Justice Has Not Been Served |
Publication | Mail and Guardian |
Date |
2009-01-23 |
Reporter | Moe Shaik |
Web Link |
While I respect the ruling of Judge Louis Harms, which overturned the judgement
ending the case against ANC president Jacob Zuma, I believe it sets in stone a
dictum of conservative judicial restraint when our Constitution encourages
activism.
Judicial restraint encourages judges to limit the exercise of their power, to
avoid striking down laws and to defer to the legislature while upholding
precedents, according to one definition.
Harms’s judgement is considered to be one of conservative judicial restraint,
which avoided the responsibility of the court to act against the perceived abuse
of executive power.
Judicial activism, on the other hand, sees the court as a proactive instrument
to advance the values of the Constitution in its interpretation of the law and
in making new laws; elegantly described by Justice JS Verma, a former Supreme
Court judge from India, as “a sharp-edged tool, which has to be used as a
scalpel by a skilful surgeon to cure the malady. Not as a Rampuri knife which
can kill.”
The aim of progressive judicial activism is to bring justice and human dignity
closer to those whose rights have been
ignored, violated or abused *1, especially by the action
or inaction of the executive. Progressive judicial activism forces the
obligation on the courts to enhance the values of the Constitution beyond the
mere interpretation of words or application of rules and precedent in the
pursuit of justice. It argues that judges cannot close their eyes to the reality
in which legal disputes occur and that there is no such thing as neutral
justice. To believe that the dogmatic adherence to rules and precedents leads to
justice is to believe that the earth is flat. Judge Chris Nicholson’s approach
should thus be more correctly described as progressive judicial activism.
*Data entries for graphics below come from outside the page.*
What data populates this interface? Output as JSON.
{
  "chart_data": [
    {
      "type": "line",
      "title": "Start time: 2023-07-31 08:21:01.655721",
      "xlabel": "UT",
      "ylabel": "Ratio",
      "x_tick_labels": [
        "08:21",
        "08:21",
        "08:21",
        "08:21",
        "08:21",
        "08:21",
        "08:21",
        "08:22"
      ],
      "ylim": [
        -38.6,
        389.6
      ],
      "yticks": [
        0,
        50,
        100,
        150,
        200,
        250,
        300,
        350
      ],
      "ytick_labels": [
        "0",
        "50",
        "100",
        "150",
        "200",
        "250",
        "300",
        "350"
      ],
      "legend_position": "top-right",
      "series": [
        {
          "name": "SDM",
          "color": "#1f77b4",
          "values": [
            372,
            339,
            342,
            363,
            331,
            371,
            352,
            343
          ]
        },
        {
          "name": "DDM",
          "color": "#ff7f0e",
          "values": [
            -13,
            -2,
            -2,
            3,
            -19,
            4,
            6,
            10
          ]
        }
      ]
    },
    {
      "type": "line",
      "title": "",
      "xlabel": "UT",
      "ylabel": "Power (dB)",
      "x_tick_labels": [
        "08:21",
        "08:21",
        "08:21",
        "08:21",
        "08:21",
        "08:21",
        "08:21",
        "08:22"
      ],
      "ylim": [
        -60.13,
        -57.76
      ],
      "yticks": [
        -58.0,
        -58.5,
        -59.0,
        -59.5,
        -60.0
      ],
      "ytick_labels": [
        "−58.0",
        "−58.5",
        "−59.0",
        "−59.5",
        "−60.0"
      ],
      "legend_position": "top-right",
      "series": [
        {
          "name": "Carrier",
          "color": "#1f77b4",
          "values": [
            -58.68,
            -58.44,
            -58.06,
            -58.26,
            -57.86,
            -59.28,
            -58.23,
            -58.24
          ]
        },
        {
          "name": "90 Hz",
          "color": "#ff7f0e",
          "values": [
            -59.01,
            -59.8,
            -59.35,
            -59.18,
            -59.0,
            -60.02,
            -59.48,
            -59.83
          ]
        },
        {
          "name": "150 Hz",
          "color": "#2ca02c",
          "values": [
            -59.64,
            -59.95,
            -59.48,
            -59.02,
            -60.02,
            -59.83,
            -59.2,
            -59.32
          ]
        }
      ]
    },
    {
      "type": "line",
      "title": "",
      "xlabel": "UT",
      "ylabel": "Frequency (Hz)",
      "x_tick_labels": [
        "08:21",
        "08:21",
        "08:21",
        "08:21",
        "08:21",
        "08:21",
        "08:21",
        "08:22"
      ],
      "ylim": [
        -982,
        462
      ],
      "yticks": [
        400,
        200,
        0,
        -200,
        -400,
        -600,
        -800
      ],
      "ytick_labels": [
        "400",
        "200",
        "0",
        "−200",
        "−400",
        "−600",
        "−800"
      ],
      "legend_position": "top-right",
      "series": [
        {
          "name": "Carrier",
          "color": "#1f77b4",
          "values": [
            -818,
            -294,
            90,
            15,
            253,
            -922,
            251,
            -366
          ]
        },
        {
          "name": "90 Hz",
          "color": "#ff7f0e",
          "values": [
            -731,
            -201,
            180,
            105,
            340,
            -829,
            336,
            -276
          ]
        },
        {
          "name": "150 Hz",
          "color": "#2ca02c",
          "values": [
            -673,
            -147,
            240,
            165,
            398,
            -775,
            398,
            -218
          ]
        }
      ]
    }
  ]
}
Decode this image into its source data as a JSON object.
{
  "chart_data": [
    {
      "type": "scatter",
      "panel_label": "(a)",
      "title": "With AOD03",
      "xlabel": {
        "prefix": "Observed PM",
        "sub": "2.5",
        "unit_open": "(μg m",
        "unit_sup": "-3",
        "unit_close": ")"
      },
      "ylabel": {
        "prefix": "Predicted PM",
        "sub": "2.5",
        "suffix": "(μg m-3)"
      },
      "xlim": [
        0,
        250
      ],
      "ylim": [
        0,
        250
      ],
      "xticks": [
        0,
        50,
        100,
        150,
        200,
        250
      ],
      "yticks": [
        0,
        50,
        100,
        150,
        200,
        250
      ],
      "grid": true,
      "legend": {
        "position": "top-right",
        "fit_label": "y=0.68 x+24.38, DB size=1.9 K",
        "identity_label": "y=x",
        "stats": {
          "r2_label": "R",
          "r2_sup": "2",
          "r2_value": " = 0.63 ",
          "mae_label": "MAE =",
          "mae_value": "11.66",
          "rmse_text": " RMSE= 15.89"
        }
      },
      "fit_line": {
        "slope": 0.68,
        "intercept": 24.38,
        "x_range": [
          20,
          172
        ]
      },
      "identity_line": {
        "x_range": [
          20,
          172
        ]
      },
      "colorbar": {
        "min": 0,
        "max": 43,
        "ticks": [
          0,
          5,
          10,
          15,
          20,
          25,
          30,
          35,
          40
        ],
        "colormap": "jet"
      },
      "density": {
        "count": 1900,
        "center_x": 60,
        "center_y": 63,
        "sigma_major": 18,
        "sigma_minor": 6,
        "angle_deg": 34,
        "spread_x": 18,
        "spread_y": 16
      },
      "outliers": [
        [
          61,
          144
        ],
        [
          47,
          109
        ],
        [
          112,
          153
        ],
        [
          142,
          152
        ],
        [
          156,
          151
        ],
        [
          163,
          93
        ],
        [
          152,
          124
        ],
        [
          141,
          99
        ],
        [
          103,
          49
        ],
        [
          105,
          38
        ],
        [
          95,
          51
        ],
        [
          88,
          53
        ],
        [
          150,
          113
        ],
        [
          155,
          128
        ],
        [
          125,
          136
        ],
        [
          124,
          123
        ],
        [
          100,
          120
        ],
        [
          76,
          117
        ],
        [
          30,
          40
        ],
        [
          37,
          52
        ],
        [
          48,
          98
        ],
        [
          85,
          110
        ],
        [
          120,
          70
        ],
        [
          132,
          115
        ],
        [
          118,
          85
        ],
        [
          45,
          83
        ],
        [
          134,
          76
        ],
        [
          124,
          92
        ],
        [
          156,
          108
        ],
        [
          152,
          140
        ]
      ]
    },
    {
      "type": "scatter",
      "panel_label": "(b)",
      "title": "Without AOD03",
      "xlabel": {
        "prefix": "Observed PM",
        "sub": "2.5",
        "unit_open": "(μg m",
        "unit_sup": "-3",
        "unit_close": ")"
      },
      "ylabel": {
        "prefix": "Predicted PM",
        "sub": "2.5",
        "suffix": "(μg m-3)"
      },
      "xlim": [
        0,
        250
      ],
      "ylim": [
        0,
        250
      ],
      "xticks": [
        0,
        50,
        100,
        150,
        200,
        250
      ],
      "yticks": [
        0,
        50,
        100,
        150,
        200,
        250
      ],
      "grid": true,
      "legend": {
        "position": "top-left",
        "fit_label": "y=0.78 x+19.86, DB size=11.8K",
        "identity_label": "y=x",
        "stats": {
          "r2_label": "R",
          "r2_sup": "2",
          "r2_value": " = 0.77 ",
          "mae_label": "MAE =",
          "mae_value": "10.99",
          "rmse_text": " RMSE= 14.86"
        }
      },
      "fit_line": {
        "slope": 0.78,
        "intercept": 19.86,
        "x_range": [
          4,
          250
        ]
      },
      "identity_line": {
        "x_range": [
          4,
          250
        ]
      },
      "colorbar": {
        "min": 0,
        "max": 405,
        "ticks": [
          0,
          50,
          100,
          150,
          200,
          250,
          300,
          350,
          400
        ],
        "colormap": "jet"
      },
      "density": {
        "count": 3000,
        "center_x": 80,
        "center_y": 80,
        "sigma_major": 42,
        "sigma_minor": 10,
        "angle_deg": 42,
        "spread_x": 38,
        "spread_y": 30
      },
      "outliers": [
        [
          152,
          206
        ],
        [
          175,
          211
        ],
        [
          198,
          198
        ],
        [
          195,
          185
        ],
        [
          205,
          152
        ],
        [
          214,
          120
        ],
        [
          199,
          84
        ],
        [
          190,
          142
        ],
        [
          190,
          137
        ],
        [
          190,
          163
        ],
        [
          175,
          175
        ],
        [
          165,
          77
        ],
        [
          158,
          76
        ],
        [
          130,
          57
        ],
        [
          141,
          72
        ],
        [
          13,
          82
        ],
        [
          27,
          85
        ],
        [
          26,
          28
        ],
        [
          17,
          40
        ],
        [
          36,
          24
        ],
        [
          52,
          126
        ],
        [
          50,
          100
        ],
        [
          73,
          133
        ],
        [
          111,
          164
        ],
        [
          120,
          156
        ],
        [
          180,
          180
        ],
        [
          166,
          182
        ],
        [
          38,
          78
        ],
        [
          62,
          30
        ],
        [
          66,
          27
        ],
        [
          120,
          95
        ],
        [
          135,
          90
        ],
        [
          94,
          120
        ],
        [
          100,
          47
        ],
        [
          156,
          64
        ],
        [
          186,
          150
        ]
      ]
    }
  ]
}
Our Constitution promotes progressive judicial activism and empowers our courts
with the inherent authority to develop common law taking into account the
interests of justice.
Justice Craig Howie, the past ex-president of the Supreme Court of Appeal,
speaking at a legal conference in 2005 said: “… the courts are at large, and
indeed the last resort, when executive action threatens personal liberty. It
will be for the courts, if necessary by fearless independent and innovative
law-making, to give effect to their constitutional role as upholders of the
Constitution and the ultimate arbiters as to its meaning. If that were to be
called activist, so be it. It would be nothing less than their duty.”
The “activist” Judge Nicholson should take warm comfort from these words, while
the SCA and Judge Harms should reflect upon their meaning and relevance.
As such, it is difficult to accept Judge Harms’s arguments: that motives of
executive action matter not, that possible executive interference in other cases
matters not, that the independence of the National Prosecuting Authority in the
performance of its functions may have limits or that a prosecution is not
wrongful merely because it is brought for an improper purpose. In the end
Harms’s reasoning may prevail because of the special place that legal
technicalities and precedents occupy in the law. But the contradiction is
glaring and it is this: should the legal precedents established in a different
and oppressive period of our society’s history shape the legal outcomes in our
democratic era, and if so, is this what our Constitution intended?
For many of us there is a disquieting feeling that the interests of justice have
not been served. The clash of legal paradigms unfolding in our courts is also a
clash of visions of social justice, social origin, conscience, belief and
culture. It is a clash that this judicial war cannot resolve and whose solution
lies in a better understanding of our transition and the price that individuals,
such as Zuma and others, had to pay for the common good.
Whatever purpose the persecution of Zuma
by investigation and prosecution *2 served in the past, we
need to accept that it now serves neither
the national interest nor the interest of justice *3. This
tragic chapter of our history needs to be brought to an end by the adoption of a
truth-seeking rather than conviction-seeking approach. The
mature and considered approach adopted by the NPA
in the wake of Harms’s finding is encouraging *4 and one
can only but hope that Zuma’s representation to them will be satisfactory and
successful.
Many believe in Zuma’s innocence *5
and remain committed to his leadership. He has repeatedly demonstrated a
profound understanding of the challenges that confront South Africa. He is one
of those rare leaders who are aware that their real legacy lies not in how long
they remain in power, but how effectively they manage the transfer of power to
the next generation.
The challenges that face us are many, made worse by the legacy of apartheid and
the service delivery inefficiencies of the democratic era. The period ahead is
going to be difficult and a country at
judicial war with itself *6 will not prosper. Yet, at the
same time, there is the potential of hope following our election later this
year.
With acknowledgements to Moe Shaik and Mail and Guardian.